Even with this in mind the current Australian blacklist is claimed by ACMA to contain 355 URLs of CP. In the perspective of a web containing close to two trillion URLs, increasing at over a billion a day, this means that what would be blocked by the filter is vanishingly small - the filter is claimed to be to reduce the chances of accidentally encountering them, but with the chance of doing so being around once in ten thousand years without the filter, it does seem to be a bit of overkill.
John
I would be very surprised if many such prosecutions for "paedophilia" were the result of signals intelligence. The military intelligence services are not about to risk revealing their operations by letting them be used for mere criminal cases, certainly not ones as insignificant as "moral panics".

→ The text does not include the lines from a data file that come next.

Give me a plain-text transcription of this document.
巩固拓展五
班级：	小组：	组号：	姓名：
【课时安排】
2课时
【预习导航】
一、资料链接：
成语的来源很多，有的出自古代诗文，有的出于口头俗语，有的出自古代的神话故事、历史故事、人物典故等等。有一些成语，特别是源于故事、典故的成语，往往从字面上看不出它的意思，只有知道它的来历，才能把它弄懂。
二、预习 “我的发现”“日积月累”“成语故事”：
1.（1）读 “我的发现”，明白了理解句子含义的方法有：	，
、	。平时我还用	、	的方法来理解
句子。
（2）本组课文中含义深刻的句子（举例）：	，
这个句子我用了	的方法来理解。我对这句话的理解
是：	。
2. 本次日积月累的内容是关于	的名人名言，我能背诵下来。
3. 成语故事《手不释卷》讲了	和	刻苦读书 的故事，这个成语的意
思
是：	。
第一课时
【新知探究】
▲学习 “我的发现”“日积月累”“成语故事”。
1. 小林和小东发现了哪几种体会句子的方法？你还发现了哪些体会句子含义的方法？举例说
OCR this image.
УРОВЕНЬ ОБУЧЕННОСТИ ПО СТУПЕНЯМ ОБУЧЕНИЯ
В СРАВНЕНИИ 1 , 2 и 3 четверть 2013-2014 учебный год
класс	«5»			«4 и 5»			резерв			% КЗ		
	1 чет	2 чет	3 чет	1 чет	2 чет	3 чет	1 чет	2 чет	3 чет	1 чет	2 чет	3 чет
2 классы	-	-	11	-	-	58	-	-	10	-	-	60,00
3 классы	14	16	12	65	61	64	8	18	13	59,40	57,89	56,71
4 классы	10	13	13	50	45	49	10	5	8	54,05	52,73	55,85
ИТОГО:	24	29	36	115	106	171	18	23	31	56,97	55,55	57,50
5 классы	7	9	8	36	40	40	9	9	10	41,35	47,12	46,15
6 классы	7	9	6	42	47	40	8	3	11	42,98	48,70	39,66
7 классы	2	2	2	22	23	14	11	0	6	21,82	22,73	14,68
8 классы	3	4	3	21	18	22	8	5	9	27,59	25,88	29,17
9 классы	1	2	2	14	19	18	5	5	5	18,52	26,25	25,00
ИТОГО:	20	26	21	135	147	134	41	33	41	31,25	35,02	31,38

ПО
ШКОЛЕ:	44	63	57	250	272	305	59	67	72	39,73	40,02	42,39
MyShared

Apparently quite a few recently come not from signals intelligence but from providing p2p seed boxes with known CP images - and tracking what IPs download them, but most result from long term and deliberate infiltration operations by police, mostly in international operations. These generally do use court orders to help in the tracking. In addition, probably most commonly, someone in an image sharing group shows something to somone who informs police - who then seize the computer, which often leads them to a number of other suspects, as these images are most commonly exchanged by email or some form of P2P, and the computer often has a list of contacts. And you get one of these and it may lead to dozens more before the trail peters out.
But the bottom line is that anyone who assumes that anything they do on line is untraceable is just as much in error as anyone who assumes that their phones are not tapped and their private conversations unrecorded. Might be illegal, but it can and does happen, and even if it cannot be used in evidence against you, it can be used to target further investigations!
John
Joe Hockey officially announced that the coalition is against Labor's planned filter.
See
Coalition to dump flawed internet filter
This means that with the Greens and Xenephon opposed, and a likely increased green representation in the Senate from the middle of next year, the legislation cannot pass.
It also gives a conundrum for the ALP. If they continue to support the plan, the opposition will use it to campaign against them - and Labor's action in deferring it till after the election shows that they know it is bad news if it gets publicity. But changing policy in response to what the opposition announces is never a good idea - and besides, nobody would believe them.
John
Further to this thread. If you want to have your say, the Australian Law Reform Commission has just issued a call for submissions on classification and regulation (as they refer to censorship) , and have produced an issues paper (National Classification Scheme Review (IP 40) | ALRC). Submission date is 15th July.